Approfondimento della risposta pro-apoptotica citata in Risposte allo Stress Ossidativo: come i ROS, quando il danno è troppo, attivano la morte programmata.

La SAPK (Stress Activated Protein Kinase) è una via di MAP-chinasi attivata dallo stress (ROS, raggi UV, shock osmotico, citochine infiammatorie) che porta all’attivazione di JNK e p38 e, se lo stimolo è intenso e prolungato, all’apoptosi. È quindi la risposta “di rinuncia”: quando le difese antiossidanti non bastano, la cellula sceglie di morire in modo controllato (apoptosi) per evitare la necrosi e il danno ai vicini.
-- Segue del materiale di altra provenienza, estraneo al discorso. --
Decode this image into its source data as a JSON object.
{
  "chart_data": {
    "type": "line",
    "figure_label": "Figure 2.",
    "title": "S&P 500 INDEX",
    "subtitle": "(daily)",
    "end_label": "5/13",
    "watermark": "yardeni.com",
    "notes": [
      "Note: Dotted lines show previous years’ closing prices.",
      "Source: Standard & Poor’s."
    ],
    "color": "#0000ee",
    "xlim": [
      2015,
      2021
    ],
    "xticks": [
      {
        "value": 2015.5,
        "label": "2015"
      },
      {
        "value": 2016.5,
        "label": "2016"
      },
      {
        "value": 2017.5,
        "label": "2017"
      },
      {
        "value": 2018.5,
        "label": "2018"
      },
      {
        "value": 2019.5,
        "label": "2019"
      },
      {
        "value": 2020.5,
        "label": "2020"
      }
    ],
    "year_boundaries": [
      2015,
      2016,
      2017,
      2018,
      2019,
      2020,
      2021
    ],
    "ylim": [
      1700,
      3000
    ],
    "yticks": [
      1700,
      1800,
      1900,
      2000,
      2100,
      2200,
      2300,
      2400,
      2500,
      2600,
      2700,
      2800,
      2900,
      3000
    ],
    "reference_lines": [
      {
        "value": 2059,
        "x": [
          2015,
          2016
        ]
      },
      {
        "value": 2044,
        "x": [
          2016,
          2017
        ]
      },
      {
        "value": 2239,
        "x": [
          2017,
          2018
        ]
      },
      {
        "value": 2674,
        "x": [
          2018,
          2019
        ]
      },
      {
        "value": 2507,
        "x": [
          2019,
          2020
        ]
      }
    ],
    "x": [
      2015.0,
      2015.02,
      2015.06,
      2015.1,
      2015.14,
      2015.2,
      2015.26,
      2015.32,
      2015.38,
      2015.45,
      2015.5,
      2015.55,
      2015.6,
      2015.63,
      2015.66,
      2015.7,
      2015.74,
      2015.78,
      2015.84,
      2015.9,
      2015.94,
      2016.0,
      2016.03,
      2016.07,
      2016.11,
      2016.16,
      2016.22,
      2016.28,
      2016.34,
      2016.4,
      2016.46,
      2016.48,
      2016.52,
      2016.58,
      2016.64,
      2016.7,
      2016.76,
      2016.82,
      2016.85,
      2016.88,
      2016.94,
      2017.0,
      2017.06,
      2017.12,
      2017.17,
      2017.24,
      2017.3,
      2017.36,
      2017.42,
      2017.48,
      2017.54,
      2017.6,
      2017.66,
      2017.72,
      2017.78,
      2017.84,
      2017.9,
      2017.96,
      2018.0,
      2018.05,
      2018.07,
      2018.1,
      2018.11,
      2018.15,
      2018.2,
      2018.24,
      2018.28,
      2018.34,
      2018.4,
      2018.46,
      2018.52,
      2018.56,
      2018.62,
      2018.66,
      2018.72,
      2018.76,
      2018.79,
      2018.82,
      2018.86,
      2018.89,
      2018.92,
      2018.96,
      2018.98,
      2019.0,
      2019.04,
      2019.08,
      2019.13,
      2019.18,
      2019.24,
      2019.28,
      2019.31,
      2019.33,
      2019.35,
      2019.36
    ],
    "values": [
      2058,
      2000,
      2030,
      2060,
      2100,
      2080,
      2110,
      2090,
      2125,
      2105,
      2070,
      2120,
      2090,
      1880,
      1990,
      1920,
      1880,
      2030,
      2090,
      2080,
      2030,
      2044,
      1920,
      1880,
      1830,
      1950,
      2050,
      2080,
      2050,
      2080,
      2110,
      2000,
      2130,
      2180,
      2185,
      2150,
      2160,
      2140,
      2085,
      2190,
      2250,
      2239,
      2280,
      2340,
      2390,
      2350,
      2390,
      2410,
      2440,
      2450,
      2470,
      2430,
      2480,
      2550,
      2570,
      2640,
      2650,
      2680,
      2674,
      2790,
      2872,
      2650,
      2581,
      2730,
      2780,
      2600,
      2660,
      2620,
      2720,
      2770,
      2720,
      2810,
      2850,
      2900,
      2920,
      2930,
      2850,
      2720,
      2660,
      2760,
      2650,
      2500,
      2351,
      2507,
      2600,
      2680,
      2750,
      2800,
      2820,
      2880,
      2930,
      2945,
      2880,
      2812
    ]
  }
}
Il sensore redox: ASK1 e la tioredoxina

Il punto di innesco è la chinasi apicale ASK1 (Apoptosis Signal-regulating Kinase 1, gene MAP3K5):

  • In condizioni normali ASK1 è tenuta inattiva perché legata alla Tioredoxina ridotta, che funziona da freno.
  • In presenza di ROS la tioredoxina viene ossidata (sui suoi gruppi tiolici) e si stacca da ASK1.
  • ASK1 liberata si attiva e innesca la cascata MAP3K → MAP2K (MKK) → JNK/p38, che attiva i programmi pro-apoptotici.

La tioredoxina agisce quindi da sensore redox: finché è ridotta tiene spenta la via; quando l’ambiente diventa ossidante (ROS in eccesso) la libera e la via parte. È lo stesso principio “interruttore a tiolo” della coppia KEAP1/Nrf2, ma con esito opposto (lì → difesa, qui → morte).

Significato

Mette in relazione il livello di stress ossidativo con la decisione di vita o morte: stress lieve → adattativa (Nrf2); stress grave/persistente → SAPK/ASK1 → apoptosi.